The Two Faces of Desire


Commentary by Nina Beth Cardin

Ever since Adam and Eve took a bite of the apple, we have been haunted by Desire, that shape-shifting seducer who promises us beauty, understanding and fulfillment if only we chase after More.

On the one hand, that is a blessing. We would still be clumsy, clueless creatures huddling in caves — or naked in the Garden — without it.

Desire and appetite drive our ambition, fire our curiosity and lead us to discover in ways that complacency and fullness never can.

It is Desire that propels culture forward, urging us to explore, to dare, to persevere so we may uncover all the wisdom, comforts and delights that make life grand.

It is Desire that gives rise to the dignity of human achievement. Science, mathematics, medicine, the arts all depend on curiosity, appetite, the drive for more. It is these that have enabled us to recognize the awesome, intricate elegance of creation. What a pity if there were this grand universe and no one to gape in awe and wonder.

Should God ask us, as He asks Job in the Bible, “Can you tie cords to the Pleiades or undo the reins of Orion? Can you send an order to the clouds…or dispatch the lightning on a mission?” It is Desire that would have us answer, “Not yet, but we are trying.”

On the other hand, Desire is a curse. If left unchecked and undisciplined, it will drive us to excess, consuming both our resources and our spirit, and still not make us happy.

Unchecked Desire propels us right past Enough and straight toward the never-attainable More. We believe that if we just had one more handbag, one more car, one more bathroom, one more franchise, one more road, one more mall…we would be happy. Never mind that the last time we tried that it didn’t really work. This time, it will be different.

Even more, consumer desire, we are told, fuels the economy. But the dark secret is that it does so by fanning our discontent. Unhappiness is the currency that keeps the marketplace humming. “If the consumer forgets,” Jean Baudrillard said, “he will gently be reminded that he has no right to be happy.”
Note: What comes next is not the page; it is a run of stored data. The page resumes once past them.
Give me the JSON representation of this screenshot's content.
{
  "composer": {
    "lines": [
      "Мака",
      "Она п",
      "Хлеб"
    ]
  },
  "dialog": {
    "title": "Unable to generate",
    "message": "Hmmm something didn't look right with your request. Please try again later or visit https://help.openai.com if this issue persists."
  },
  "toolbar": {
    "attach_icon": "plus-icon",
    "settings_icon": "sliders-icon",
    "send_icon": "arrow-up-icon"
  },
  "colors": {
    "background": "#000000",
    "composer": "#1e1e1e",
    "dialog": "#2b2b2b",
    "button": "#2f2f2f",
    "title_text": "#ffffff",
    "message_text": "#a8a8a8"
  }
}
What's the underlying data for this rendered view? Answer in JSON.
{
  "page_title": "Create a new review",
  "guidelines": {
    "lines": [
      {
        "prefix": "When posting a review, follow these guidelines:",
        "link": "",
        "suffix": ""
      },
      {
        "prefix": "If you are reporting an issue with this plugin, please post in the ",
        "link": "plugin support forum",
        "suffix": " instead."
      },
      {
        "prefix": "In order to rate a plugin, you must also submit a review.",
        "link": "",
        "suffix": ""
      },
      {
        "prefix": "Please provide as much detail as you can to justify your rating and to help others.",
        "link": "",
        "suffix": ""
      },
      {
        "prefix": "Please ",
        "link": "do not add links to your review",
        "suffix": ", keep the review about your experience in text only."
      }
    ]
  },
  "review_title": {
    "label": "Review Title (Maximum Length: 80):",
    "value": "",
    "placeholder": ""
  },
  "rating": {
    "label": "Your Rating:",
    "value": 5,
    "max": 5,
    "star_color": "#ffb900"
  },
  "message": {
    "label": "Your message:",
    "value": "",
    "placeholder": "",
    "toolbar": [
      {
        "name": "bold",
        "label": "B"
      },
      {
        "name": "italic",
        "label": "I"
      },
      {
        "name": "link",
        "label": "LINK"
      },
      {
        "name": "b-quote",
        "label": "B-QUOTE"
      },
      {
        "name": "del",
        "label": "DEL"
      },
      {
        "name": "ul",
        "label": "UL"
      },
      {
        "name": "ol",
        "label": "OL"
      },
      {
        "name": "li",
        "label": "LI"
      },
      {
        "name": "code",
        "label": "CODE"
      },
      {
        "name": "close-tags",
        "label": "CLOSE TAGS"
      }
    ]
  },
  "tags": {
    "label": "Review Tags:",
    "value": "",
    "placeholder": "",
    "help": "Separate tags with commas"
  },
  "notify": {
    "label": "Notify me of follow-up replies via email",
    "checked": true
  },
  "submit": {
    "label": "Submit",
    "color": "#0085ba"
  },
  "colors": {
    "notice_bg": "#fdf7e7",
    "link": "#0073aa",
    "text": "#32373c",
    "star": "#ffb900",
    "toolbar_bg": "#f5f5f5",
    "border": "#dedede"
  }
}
That is not good. Such a reckless Economy of More wreaks havoc on both the spirit and the environment, and ultimately back on the economy itself. The current world-wide crisis was not brought upon us by people buying too little but by people grasping for too much.

Once upon a time, the earth could absorb our reckless habits of consumption. No more. We are now 7 billion strong, growing at an astounding rate of 1 billion every 12 years. As the eminent Harvard biologist E. O. Wilson teaches us, humans have now become a geophysical force. Our numbers and our capacity can overwhelm global systems.

We may not [yet] possess the keys to the vaults of heaven or be able to call the wind to give birth to spring, but with our unchecked appetites we can foul the air and spoil the oceans and strip the Earth of fertile soil. We can destroy whole ecosystems, harvest the very last speck of nature’s bounty, rip the earth to shreds by desperately digging out the last crumbs of energy and metals. If we are the stewards of God’s creation, as many of our traditions say we are, presiding over global degradation and species extinction is not a good thing to have on our resume.

The solution may lie in the concept of Enoughness, in balancing the urge of Desire with the peace of satisfaction, the restlessness of curiosity with the quiet of contentment. The solution lies in knowing when and where we are full enough, and when we need more, to proceed humbly. It lies in creating systems that breathe in sync with the systems of the Earth so that discovery, creation, consumption and dissolution happen within the bounds of nature’s way.

Humans have never been good at this balance. Adam and Eve can tell you that. But we can learn to do it better than we ever have before, and today we know we must. For with all the upset caused by eating the apple, Adam and Eve had somewhere else to go. For us, there is nothing outside the Garden.

Nina Beth Cardin is a rabbi who resides on a wooded lot in Baltimore. Distributed by Bay Journal News Service.